Burglar alarm reforms in Everett aim to
cut false calls for service
EVERETT — Triggered home alarm systems prompt police to respond, rushing to the scene as a priority call under the presumption there is a fresh burglary in progress.
However, more than 90 percent of the time in Everett, the alarm is a lie. Sensitive alarm systems that automatically call 911 are often the culprit.
The Police Department encourages people to have security alarm systems, but wants to cut the false calls down. It is asking for a three-prong approach to curtail automated false alarms. A core piece is to mandate an alarm company to verify the situation before calling 911 on the homeowner’s behalf. Barring a phone call, a company could verify quickly using video monitoring or by having a security company go look first before calling the police.
Other new rules in the proposed ordinance would require alarms to be registered with a permit, and impose fines for a false alarm.
Department statistics show there were 4,699 alarm calls in the city last year, and 4,499 were false alarms. Sixty-six alarm calls resulted in a criminal report being made — meaning the alarm did its job.
Alarms are “a blessing and a curse” for police departments, Everett Police Captain Greg Lineberry explained.
Evidence shows a verification call to the homeowner before the company calls 911 should greatly reduce false alarms by up to 60 percent, Lineberry said. It’s working in cities such as Seattle, Bellingham and Yakima that already have this mandate.
Some of the largest security monitoring companies, such as ADT, already make these check up calls.
Lineberry, a veteran officer, said he’s had his home alarm set off before, but because the company called him first to ask what’s going on, he could quickly stop the alarm company from calling 911 on his behalf.
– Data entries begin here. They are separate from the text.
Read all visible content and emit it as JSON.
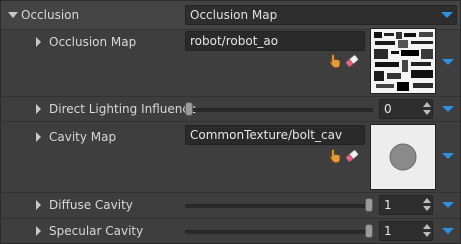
{
  "colors": {
    "accent": "#2f8fe0",
    "hand": "#e49a3a",
    "panel": "#3e3e3e"
  },
  "occlusion": {
    "label": "Occlusion",
    "mode_value": "Occlusion Map",
    "expand_icon": "triangle-down-icon"
  },
  "rows": {
    "occlusion_map": {
      "label": "Occlusion Map",
      "path": "robot/robot_ao",
      "pick_icon": "hand-pointer-icon",
      "clear_icon": "eraser-icon",
      "thumbnail": "robot-ao-texture-preview"
    },
    "direct_lighting": {
      "label": "Direct Lighting Influence",
      "value": "0",
      "slider_fraction": 0
    },
    "cavity_map": {
      "label": "Cavity Map",
      "path": "CommonTexture/bolt_cav",
      "pick_icon": "hand-pointer-icon",
      "clear_icon": "eraser-icon",
      "thumbnail": "bolt-cavity-preview"
    },
    "diffuse_cavity": {
      "label": "Diffuse Cavity",
      "value": "1",
      "slider_fraction": 1
    },
    "specular_cavity": {
      "label": "Specular Cavity",
      "value": "1",
      "slider_fraction": 1
    }
  }
}
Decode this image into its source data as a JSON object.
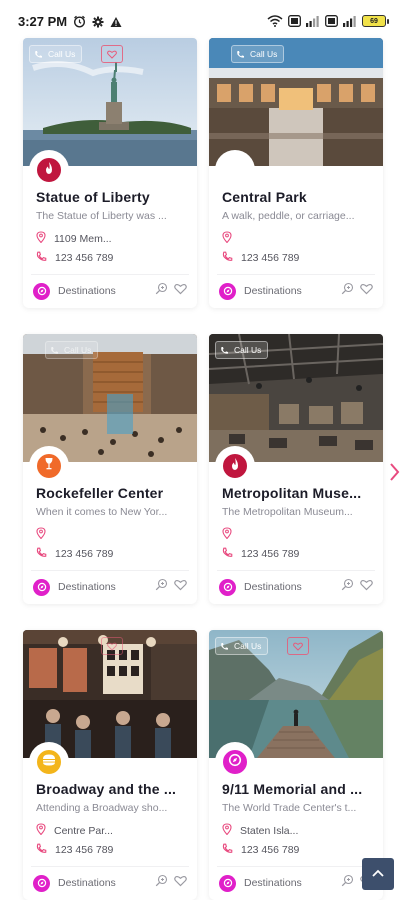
{
  "status_bar": {
    "time": "3:27 PM",
    "left_icons": [
      "alarm-icon",
      "settings-icon",
      "warning-icon"
    ],
    "right_icons": [
      "wifi-icon",
      "volte-icon",
      "signal-icon",
      "volte-icon",
      "signal-icon"
    ],
    "battery": "69"
  },
  "cards": [
    {
      "photo": "statue-of-liberty-photo",
      "call_label": "Call Us",
      "category_color": "#c0163e",
      "category_icon": "flame-icon",
      "title": "Statue of Liberty",
      "description": "The Statue of Liberty was ...",
      "address": "1109 Mem...",
      "phone": "123 456 789",
      "footer_label": "Destinations"
    },
    {
      "photo": "central-park-mall-photo",
      "call_label": "Call Us",
      "category_color": "#ffffff",
      "category_icon": "",
      "title": "Central Park",
      "description": "A walk, peddle, or carriage...",
      "address": "",
      "phone": "123 456 789",
      "footer_label": "Destinations"
    },
    {
      "photo": "rockefeller-center-photo",
      "call_label": "Call Us",
      "category_color": "#f06a2a",
      "category_icon": "wine-glass-icon",
      "title": "Rockefeller Center",
      "description": "When it comes to New Yor...",
      "address": "",
      "phone": "123 456 789",
      "footer_label": "Destinations"
    },
    {
      "photo": "metropolitan-museum-photo",
      "call_label": "Call Us",
      "category_color": "#c0163e",
      "category_icon": "flame-icon",
      "title": "Metropolitan Muse...",
      "description": "The Metropolitan Museum...",
      "address": "",
      "phone": "123 456 789",
      "footer_label": "Destinations"
    },
    {
      "photo": "broadway-restaurant-photo",
      "call_label": "",
      "category_color": "#f3b51b",
      "category_icon": "burger-icon",
      "title": "Broadway and the ...",
      "description": "Attending a Broadway sho...",
      "address": "Centre Par...",
      "phone": "123 456 789",
      "footer_label": "Destinations"
    },
    {
      "photo": "911-memorial-lake-photo",
      "call_label": "Call Us",
      "category_color": "#e020c9",
      "category_icon": "compass-icon",
      "title": "9/11 Memorial and ...",
      "description": "The World Trade Center's t...",
      "address": "Staten Isla...",
      "phone": "123 456 789",
      "footer_label": "Destinations"
    }
  ],
  "colors": {
    "accent_pink": "#e84a7f",
    "destination_magenta": "#e020c9",
    "scroll_button": "#3d4f6c"
  }
}
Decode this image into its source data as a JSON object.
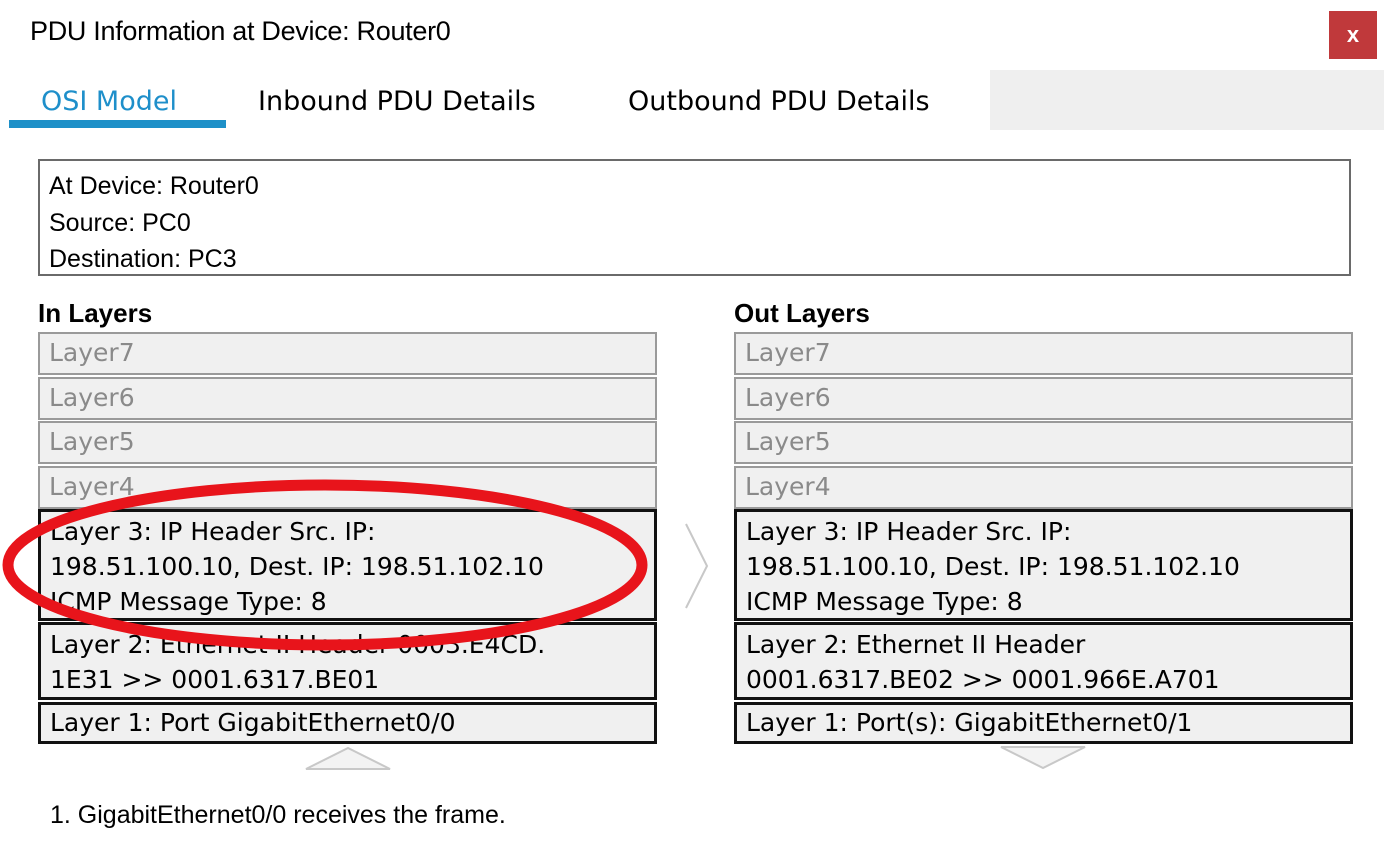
{
  "window": {
    "title": "PDU Information at Device: Router0",
    "close_label": "x"
  },
  "tabs": [
    {
      "label": "OSI Model",
      "active": true
    },
    {
      "label": "Inbound PDU Details",
      "active": false
    },
    {
      "label": "Outbound PDU Details",
      "active": false
    }
  ],
  "info": {
    "device": "At Device: Router0",
    "source": "Source: PC0",
    "destination": "Destination: PC3"
  },
  "in_layers": {
    "label": "In Layers",
    "layer7": "Layer7",
    "layer6": "Layer6",
    "layer5": "Layer5",
    "layer4": "Layer4",
    "layer3": [
      "Layer 3: IP Header Src. IP:",
      "198.51.100.10, Dest. IP: 198.51.102.10",
      "ICMP Message Type: 8"
    ],
    "layer2": [
      "Layer 2: Ethernet II Header 0003.E4CD.",
      "1E31 >> 0001.6317.BE01"
    ],
    "layer1": "Layer 1: Port GigabitEthernet0/0"
  },
  "out_layers": {
    "label": "Out Layers",
    "layer7": "Layer7",
    "layer6": "Layer6",
    "layer5": "Layer5",
    "layer4": "Layer4",
    "layer3": [
      "Layer 3: IP Header Src. IP:",
      "198.51.100.10, Dest. IP: 198.51.102.10",
      "ICMP Message Type: 8"
    ],
    "layer2": [
      "Layer 2: Ethernet II Header",
      "0001.6317.BE02 >> 0001.966E.A701"
    ],
    "layer1": "Layer 1: Port(s): GigabitEthernet0/1"
  },
  "status_text": "1. GigabitEthernet0/0 receives the frame.",
  "colors": {
    "accent": "#1e90c8",
    "close": "#c0393b",
    "highlight": "#e8141b"
  },
  "icons": {
    "close": "close-icon",
    "forward": "chevron-right-icon",
    "up": "chevron-up-icon",
    "down": "chevron-down-icon"
  }
}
The permit fees would be $30 for residential alarms and $50 for commercial entities. The rates are reduced to $15 for senior citizens and people with disabilities, and to $25 for nonprofits.
An alarm company would have to obtain the permit and most likely pass along the cost to the homeowner, Lineberry said.
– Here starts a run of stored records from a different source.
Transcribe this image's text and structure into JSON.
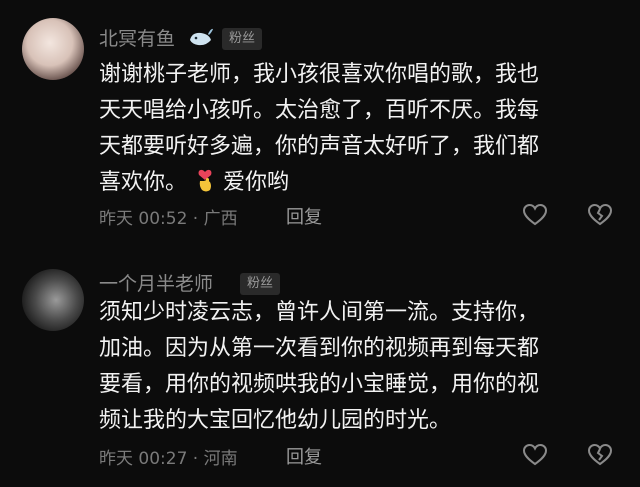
{
  "comments": [
    {
      "username": "北冥有鱼",
      "badge": "粉丝",
      "avatar_icon": "avatar-portrait",
      "user_icon": "whale-icon",
      "text_lines": [
        "谢谢桃子老师，我小孩很喜欢你唱的歌，我也",
        "天天唱给小孩听。太治愈了，百听不厌。我每",
        "天都要听好多遍，你的声音太好听了，我们都"
      ],
      "last_line_prefix": "喜欢你。",
      "last_line_emoji": "finger-heart-icon",
      "last_line_suffix": "爱你哟",
      "meta": "昨天 00:52 · 广西",
      "reply_label": "回复"
    },
    {
      "username": "一个月半老师",
      "badge": "粉丝",
      "avatar_icon": "avatar-portrait",
      "text_lines": [
        "须知少时凌云志，曾许人间第一流。支持你，",
        "加油。因为从第一次看到你的视频再到每天都",
        "要看，用你的视频哄我的小宝睡觉，用你的视",
        "频让我的大宝回忆他幼儿园的时光。"
      ],
      "meta": "昨天 00:27 · 河南",
      "reply_label": "回复"
    }
  ],
  "colors": {
    "background": "#0c0c0c",
    "text": "#f2f2f2",
    "muted": "#7a7a7a",
    "badge_bg": "#2a2a2a"
  }
}
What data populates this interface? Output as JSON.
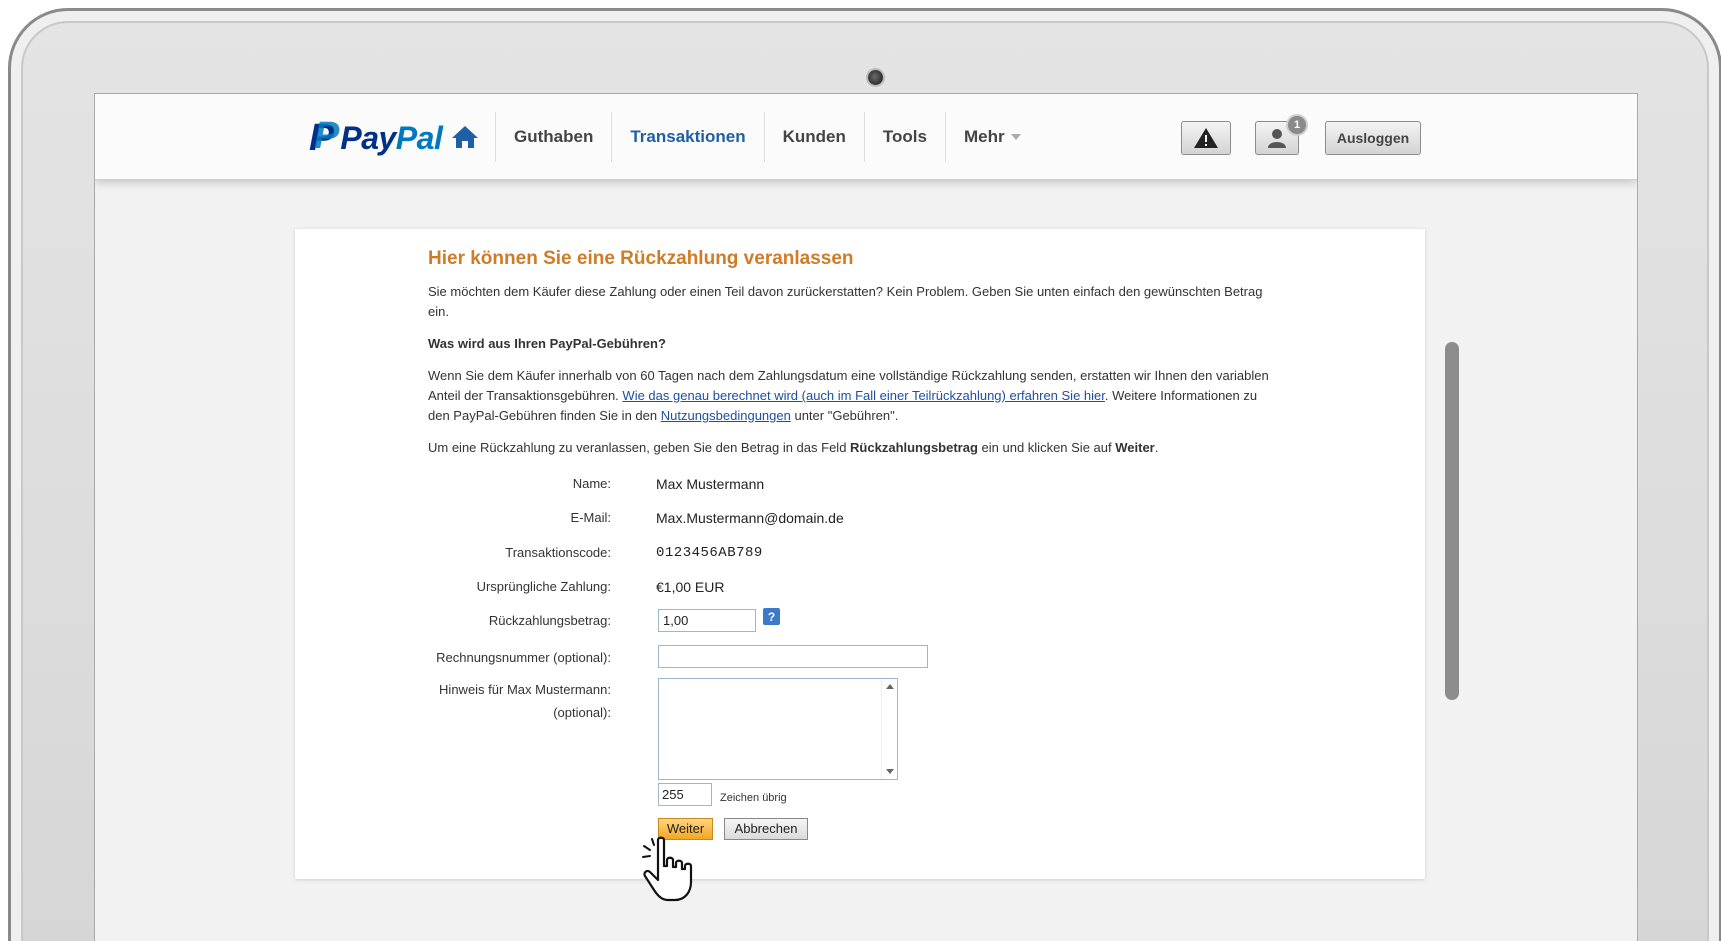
{
  "header": {
    "logo_text_1": "Pay",
    "logo_text_2": "Pal",
    "nav": [
      {
        "label": "Guthaben",
        "active": false
      },
      {
        "label": "Transaktionen",
        "active": true
      },
      {
        "label": "Kunden",
        "active": false
      },
      {
        "label": "Tools",
        "active": false
      },
      {
        "label": "Mehr",
        "active": false
      }
    ],
    "notification_count": "1",
    "logout_label": "Ausloggen",
    "icons": {
      "home": "home-icon",
      "alert": "warning-icon",
      "user": "user-icon"
    }
  },
  "content": {
    "title": "Hier können Sie eine Rückzahlung veranlassen",
    "intro": "Sie möchten dem Käufer diese Zahlung oder einen Teil davon zurückerstatten? Kein Problem. Geben Sie unten einfach den gewünschten Betrag ein.",
    "fees_heading": "Was wird aus Ihren PayPal-Gebühren?",
    "fees_text_1": "Wenn Sie dem Käufer innerhalb von 60 Tagen nach dem Zahlungsdatum eine vollständige Rückzahlung senden, erstatten wir Ihnen den variablen Anteil der Transaktionsgebühren.",
    "fees_link_1": "Wie das genau berechnet wird (auch im Fall einer Teilrückzahlung) erfahren Sie hier",
    "fees_text_2": ". Weitere Informationen zu den PayPal-Gebühren finden Sie in den",
    "fees_link_2": "Nutzungsbedingungen",
    "fees_text_3": "unter \"Gebühren\".",
    "instr_text_1": "Um eine Rückzahlung zu veranlassen, geben Sie den Betrag in das Feld",
    "instr_bold_1": "Rückzahlungsbetrag",
    "instr_text_2": "ein und klicken Sie auf",
    "instr_bold_2": "Weiter",
    "instr_text_3": "."
  },
  "form": {
    "name_label": "Name:",
    "name_value": "Max Mustermann",
    "email_label": "E-Mail:",
    "email_value": "Max.Mustermann@domain.de",
    "txn_label": "Transaktionscode:",
    "txn_value": "0123456AB789",
    "orig_label": "Ursprüngliche Zahlung:",
    "orig_value": "€1,00 EUR",
    "refund_label": "Rückzahlungsbetrag:",
    "refund_value": "1,00",
    "help_glyph": "?",
    "invoice_label": "Rechnungsnummer (optional):",
    "invoice_value": "",
    "note_label_1": "Hinweis für Max Mustermann:",
    "note_label_2": "(optional):",
    "note_value": "",
    "chars_left": "255",
    "chars_label": "Zeichen übrig",
    "continue_label": "Weiter",
    "cancel_label": "Abbrechen"
  },
  "colors": {
    "title": "#d07c27",
    "active_nav": "#1e5fa6",
    "link": "#1d4fa0",
    "primary_button": "#f5a623"
  }
}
If it’s a do-it-yourself burglar alarm system, the homeowner would be the alarm manager and would have to get the permit themselves.
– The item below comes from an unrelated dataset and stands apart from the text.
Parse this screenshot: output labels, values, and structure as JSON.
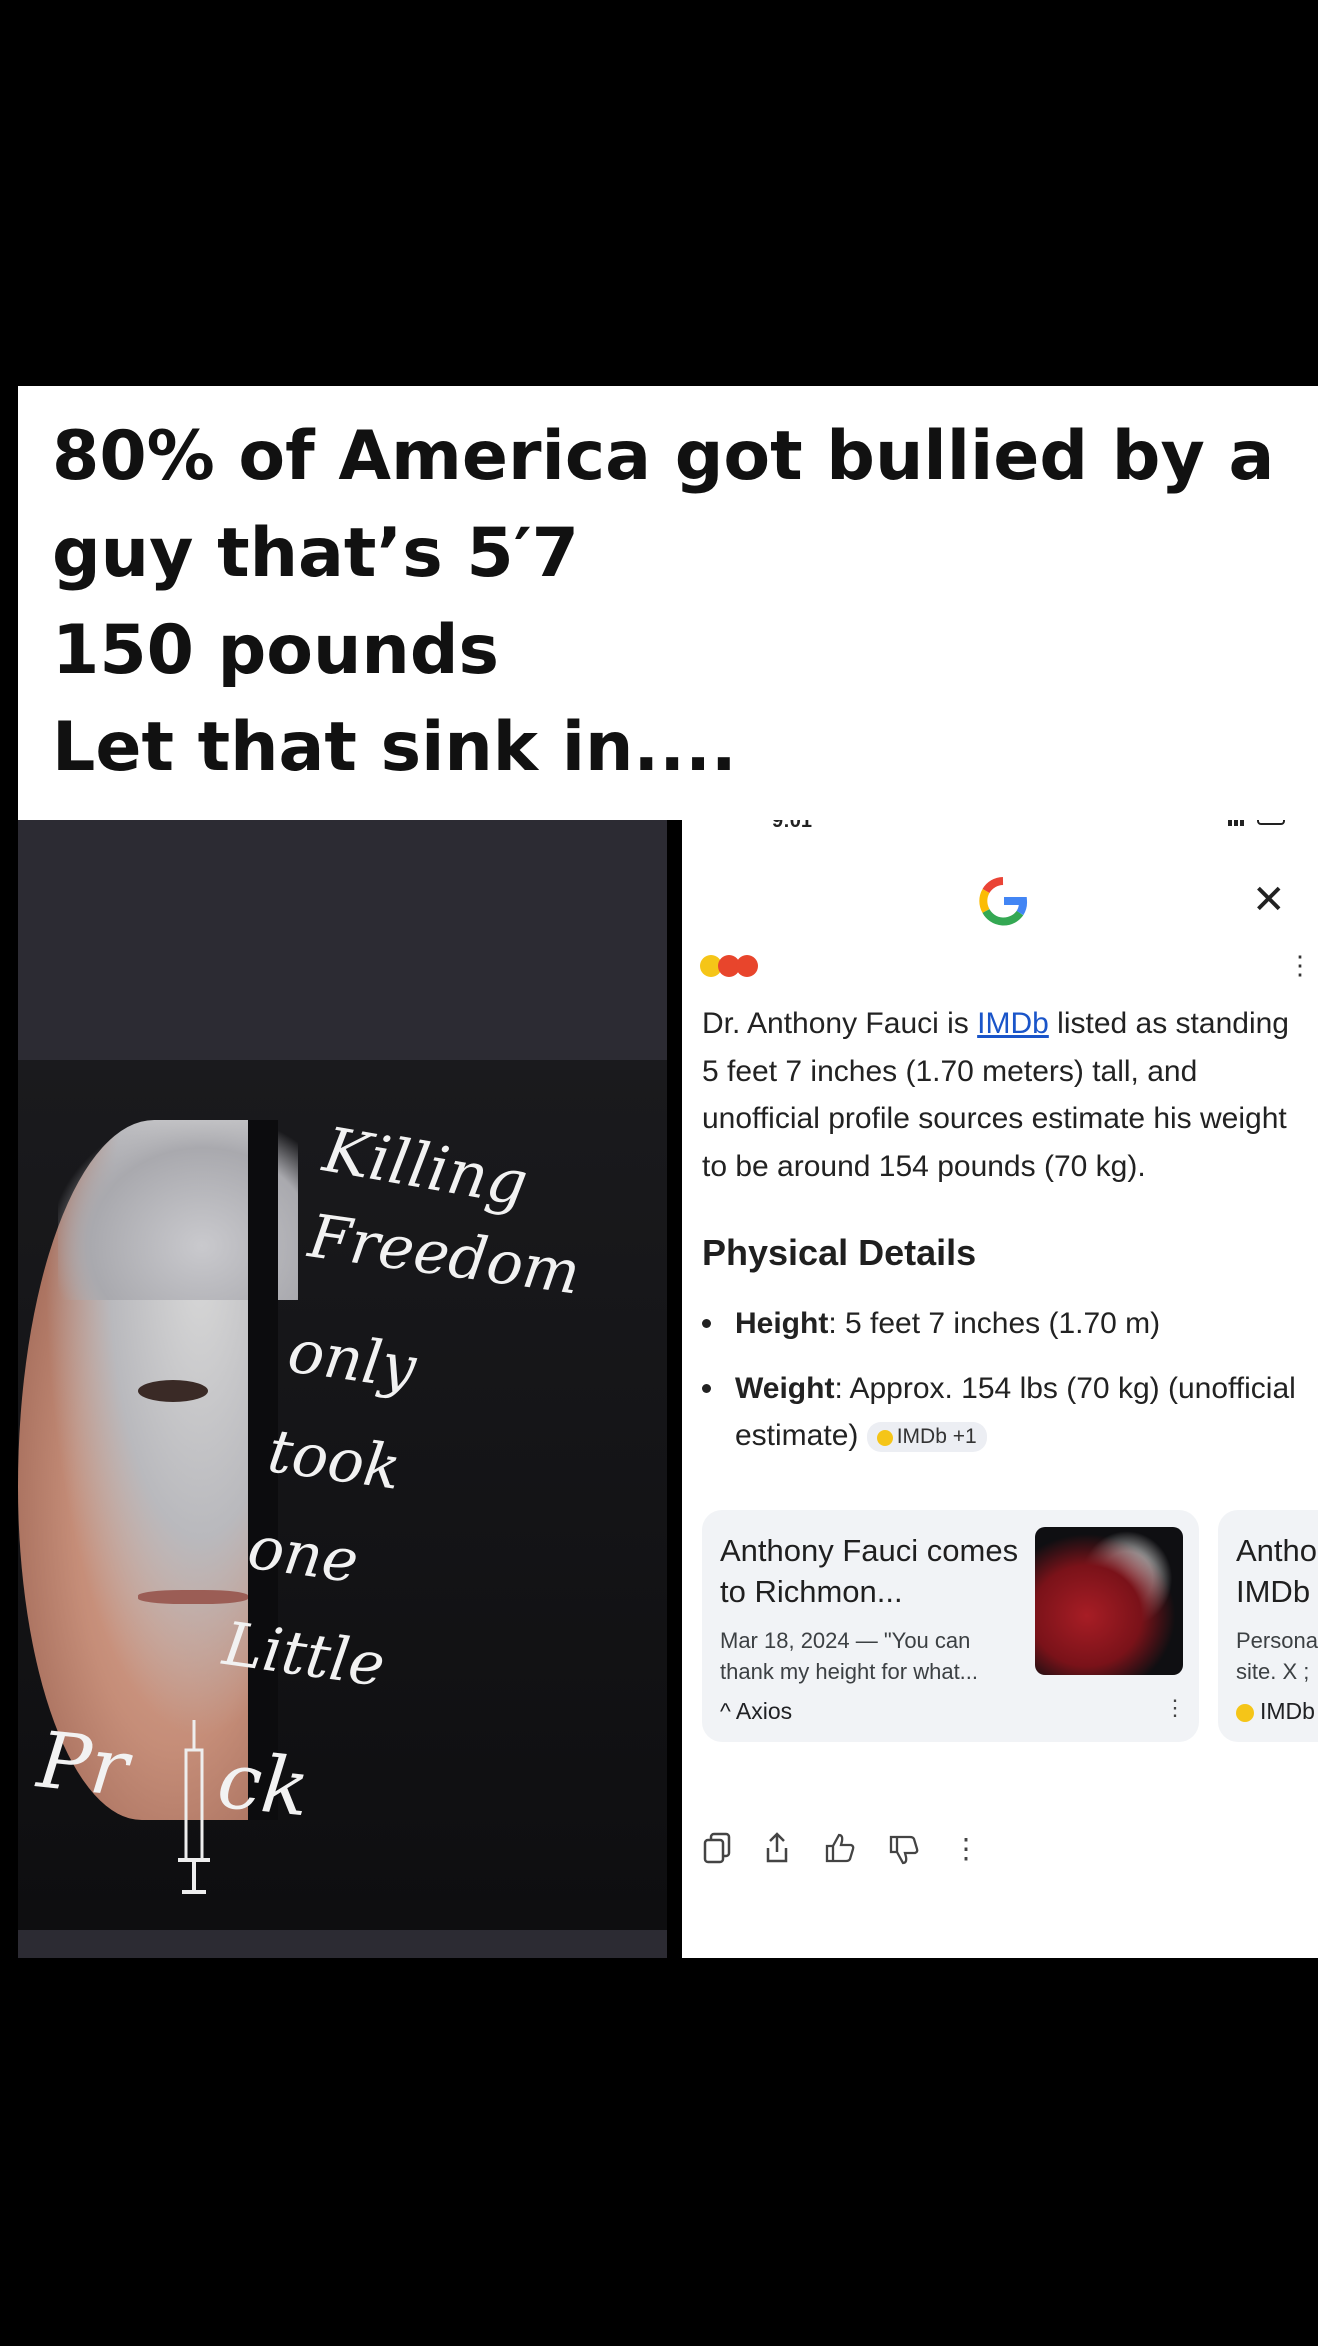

A false robbery or duress alarm call would cost a $200 fine, but the first fine could be waived if the owner takes an alarm awareness class.
The ordinance wouldn’t consider it a false alarm if abnormal circumstances such as a windstorm or an electrical surge caused it. It also wouldn’t be considered a false alarm if the alarm owner intentionally sets off the alarm if they think there is an emergency when it’s just a mistake.
The department will likely create a public education campaign as part of the effort if approved, department spokesman Officer Aaron Snell said.
The Police Department doesn’t have registration fees right now, and it doesn’t impose fines for false alarms. It used to have fines for false alarms until 1991 when the department’s tracking software stopped tracing false alarm calls.
The City Council will vote at its Wednesday, Dec. 5 meeting. The council meets at 6:30 p.m. at 3002 Wetmore Ave.